A member of one preview audience observed, ''There are no surprises here.'' That states the problem of ''Up From Paradise'' as dramatic fare. One of Mr. Miller's solutions is to mingle naive Adamic remarks (''Are we going to name more things today?'') with a touch of psychoanalysis in the cases of Cain and Abel and an imaginary extension of the conflict between the Lord (Len Cariou) and Lucifer (Walter Bobbie), who sports red tie and suspenders.

''Up From Paradise'' is playful but not frivolous, sophisticated but not superficial. Mr. Miller has brought to it the earnest commitment and conviction that enable an appreciative cast and perceptive director to create sharply realized characters from this humanist version of a scriptural account that holds deep meanings for the Judeo-Christian world. In its treatment of the allegorical creation, of Adam and Eve, and of Cain and Abel, ''Up From Paradise'' presents a timeless domestic situation, a comic and serious fantasy about an anthropomorphic God and his errant children, the first family's exile from paradise, and how the race of Adam came to be as it is.
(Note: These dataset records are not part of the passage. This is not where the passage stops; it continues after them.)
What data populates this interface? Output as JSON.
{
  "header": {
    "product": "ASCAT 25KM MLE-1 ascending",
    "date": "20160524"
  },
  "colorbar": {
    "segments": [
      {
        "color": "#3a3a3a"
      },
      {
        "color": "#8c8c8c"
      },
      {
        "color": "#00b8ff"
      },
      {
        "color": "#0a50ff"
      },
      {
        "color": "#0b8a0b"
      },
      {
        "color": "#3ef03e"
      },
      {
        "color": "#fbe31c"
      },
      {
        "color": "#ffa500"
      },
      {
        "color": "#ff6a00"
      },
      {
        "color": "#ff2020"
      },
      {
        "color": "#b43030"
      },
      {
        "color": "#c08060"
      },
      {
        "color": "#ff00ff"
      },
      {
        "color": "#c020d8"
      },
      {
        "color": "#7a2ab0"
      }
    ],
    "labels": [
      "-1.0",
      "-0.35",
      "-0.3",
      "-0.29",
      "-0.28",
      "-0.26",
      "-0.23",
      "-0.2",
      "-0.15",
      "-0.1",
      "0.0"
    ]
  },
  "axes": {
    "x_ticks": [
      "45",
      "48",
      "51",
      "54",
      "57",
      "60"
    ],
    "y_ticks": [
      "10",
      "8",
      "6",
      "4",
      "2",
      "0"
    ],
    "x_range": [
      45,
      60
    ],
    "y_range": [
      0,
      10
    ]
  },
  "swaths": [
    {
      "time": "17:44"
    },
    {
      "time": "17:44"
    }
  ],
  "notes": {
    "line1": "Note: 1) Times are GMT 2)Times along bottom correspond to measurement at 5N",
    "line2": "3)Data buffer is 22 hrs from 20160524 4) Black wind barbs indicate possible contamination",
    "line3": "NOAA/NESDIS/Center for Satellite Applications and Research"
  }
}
Stanley Silverman's score embellishes the fable with a variety of songs. They range from the annunciatory ''The Lord is a Hammer of Light,'' performed by a trio of kibitzing angels, to the climactic finale, ''Never See the Garden Again, '' chorused by the nine cast members. Mr. Silverman draws on assorted musical modes: pop-ecclestiastical (with ''Hallelujahs'' galore), piano-bar chic, blues, gospel, ragtime, and even a gritty gesture to Brecht-Weill.

With Mr. Cariou's strong vocalism setting the tone, the musical performance is generally excellent. Miss Playten is at first naively touching and later touchingly maternal as Eve. Though somewhat weak in the vocal department, Austin Pendleton portrays a suitably deferential Adam. Adam's boys are sturdily played by Paul Ukena Jr. (Cain) and Lonny Price (Abel). Mr. Bobbie's Lucifer is a furiously intense and contentious about-to-be-fallen angel. A word of praise is due the seraphic trio: Raymond Murcell, Avery J. Tracht, and Richard Frisch. The Verona Winds quintet, conducted by Michael Ward at the piano, provides splendid accompaniment.

Although Mr. Miller's jocular liberties may prove too flippant for some and his perceptions not profound enough for others, ''Up From Paradise'' deserves the care and skill Mr. Avni and his colleagues have lavished on it. Michael C. Smith's all-black setting suggests a nightclub stage, with an impressionistic screen to deepen the background. Marie Ann Chiment is credited with the tuxedos for the Old Testament males and for Eve's less classy wardrobe. The lighting is by Dan Kinsley.